The International Sustainability Standards Board (ISSB) has released its first two finalized standards, marking a significant milestone in global reporting for ESG investors. These standards provide a framework for companies to report on and disclose their climate and sustainability practices. This development is a culmination of 18 months of work and aims to establish a uniform and comprehensive global baseline for sustainability disclosures, addressing a long-standing demand from investors.
The two frameworks, known as IFRS S1 for sustainability reporting and IFRS S2 for climate reporting, represent a new era of ESG reporting and disclosures in capital markets. ESG, which stands for environmental, social, and governance, has become a prominent factor for investors when evaluating companies. It has gained widespread recognition and popularity, with an estimated $41 trillion in global ESG assets projected for 2022 and $50 trillion by 2025, according to Bloomberg.
However, the ESG market has been marred by the issue of greenwashing, where companies misrepresent their ESG products. This has raised concerns among both companies and investors. The ISSB aims to address this issue by publishing long-awaited ESG reporting standards. These standards will influence the information companies include in their financial reports, encouraging them to reflect ESG risks. They build upon existing standards and frameworks, such as the Climate Disclosure Standards Board (CDSB), Task Force on Climate-related Financial Disclosures (TCFD), Value Reporting Foundation’s Integrated Reporting Framework, and industry-based guidance from the Sustainability Accounting Standards Board (SASB).
One significant aspect of the ISSB standards is that they require companies to provide ESG information alongside their financial statements within the same reporting documents. This creates a common language for companies to disclose the climate-related risks and opportunities they face. Previously, the lack of a global baseline for ESG reporting made it challenging for investors to compare companies accurately.
Under the ISSB climate standards (IFRS S2), companies will need to determine their greenhouse gas (GHG) emissions, including all sources, and disclose the amount and percentage of assets or activities prone to climate-related risks. They will also be required to report on their capital expenditure related to climate risks and opportunities, disclose their use of internal carbon pricing, and report on climate-related targets.

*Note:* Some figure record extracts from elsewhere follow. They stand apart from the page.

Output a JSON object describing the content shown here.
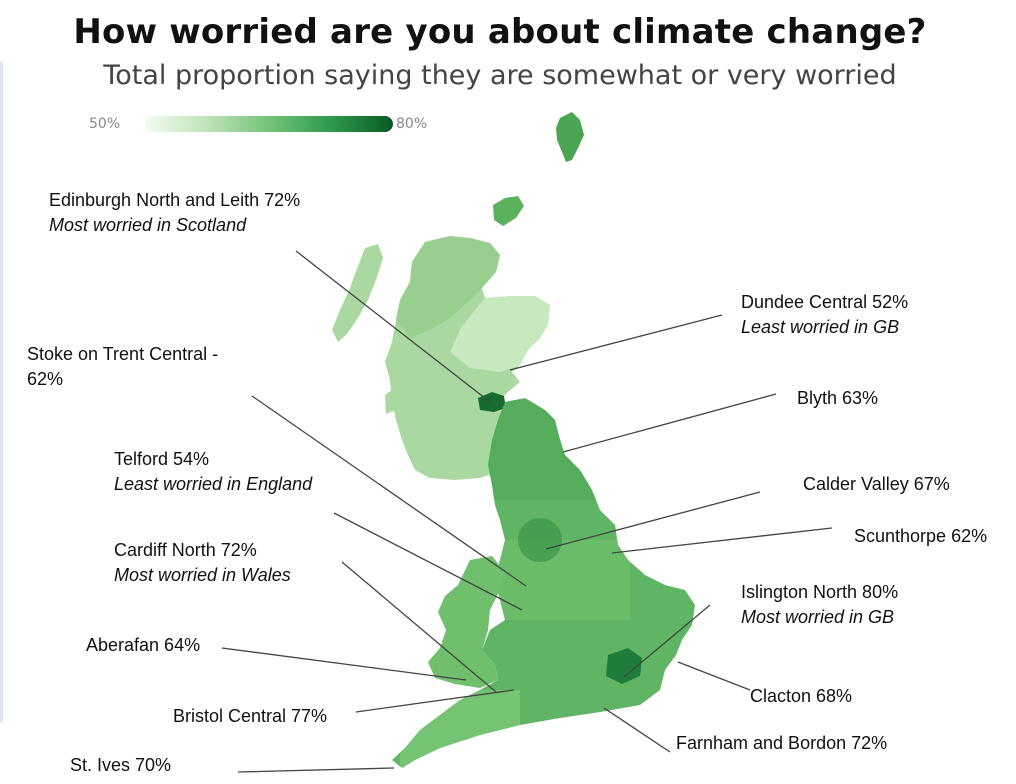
{
  "title": "How worried are you about climate change?",
  "subtitle": "Total proportion saying they are somewhat or very worried",
  "legend": {
    "min_label": "50%",
    "max_label": "80%",
    "color_low": "#f4faf2",
    "color_high": "#0a5a23"
  },
  "map": {
    "region": "Great Britain",
    "colors": {
      "scotland_fill": "#a9d9a0",
      "highlands_fill": "#98cf8f",
      "east_scotland_fill": "#c8e8c0",
      "wales_fill": "#6fbf6c",
      "england_fill": "#5fb563",
      "london_fill": "#1e7d3a",
      "edinburgh_fill": "#176b30"
    }
  },
  "annotations": [
    {
      "name": "Edinburgh North and Leith 72%",
      "note": "Most worried in Scotland"
    },
    {
      "name": "Dundee Central 52%",
      "note": "Least worried in GB"
    },
    {
      "name": "Stoke on Trent Central -",
      "name2": "62%"
    },
    {
      "name": "Blyth 63%"
    },
    {
      "name": "Telford 54%",
      "note": "Least worried in England"
    },
    {
      "name": "Calder Valley 67%"
    },
    {
      "name": "Scunthorpe 62%"
    },
    {
      "name": "Cardiff North 72%",
      "note": "Most worried in Wales"
    },
    {
      "name": "Islington North 80%",
      "note": "Most worried in GB"
    },
    {
      "name": "Aberafan 64%"
    },
    {
      "name": "Clacton 68%"
    },
    {
      "name": "Bristol Central 77%"
    },
    {
      "name": "Farnham and Bordon 72%"
    },
    {
      "name": "St. Ives 70%"
    }
  ]
}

The ISSB sustainability standards (IFRS S1) mandate that companies report information significant to financial prospects that may impact investment decisions. They must also discuss how they identify and monitor sustainability-related risks and explain their governance processes for tracking these risks.
The new ISSB standards align with the concepts underlying the IFRS Accounting Standards, which are required by 140 jurisdictions worldwide. This establishes a truly global baseline for sustainability reporting. While the European Union has already initiated its own standard-setting activities, the US Securities and Exchange Commission is still working on implementing regulations to ensure businesses disclose their carbon emissions. The SEC currently requires companies to report on their absolute carbon emissions, including scope 3 emissions.
During the finalization of the ESG reporting standards, the ISSB considered over 1,400 comment letters. One significant feedback received pertained to scope 3 emissions, which pose a challenge for many companies. Scope 3 emissions require corporations to map their entire value chain to report on their emissions. In response to this concern, the ISSB has granted companies an additional year to report on their scope 3 information and provided support and guidance for measuring and reporting these emissions.
Companies will be able to start applying the final version of the ISSB reporting standards next year. This means that the first reports using these frameworks will be available to investors in 2025. It will be up to individual countries to decide whether to make the ISSB standards mandatory. Ultimately, these global standards aim to enhance trust and confidence in companies’ climate and sustainability disclosures, enabling informed investment decisions.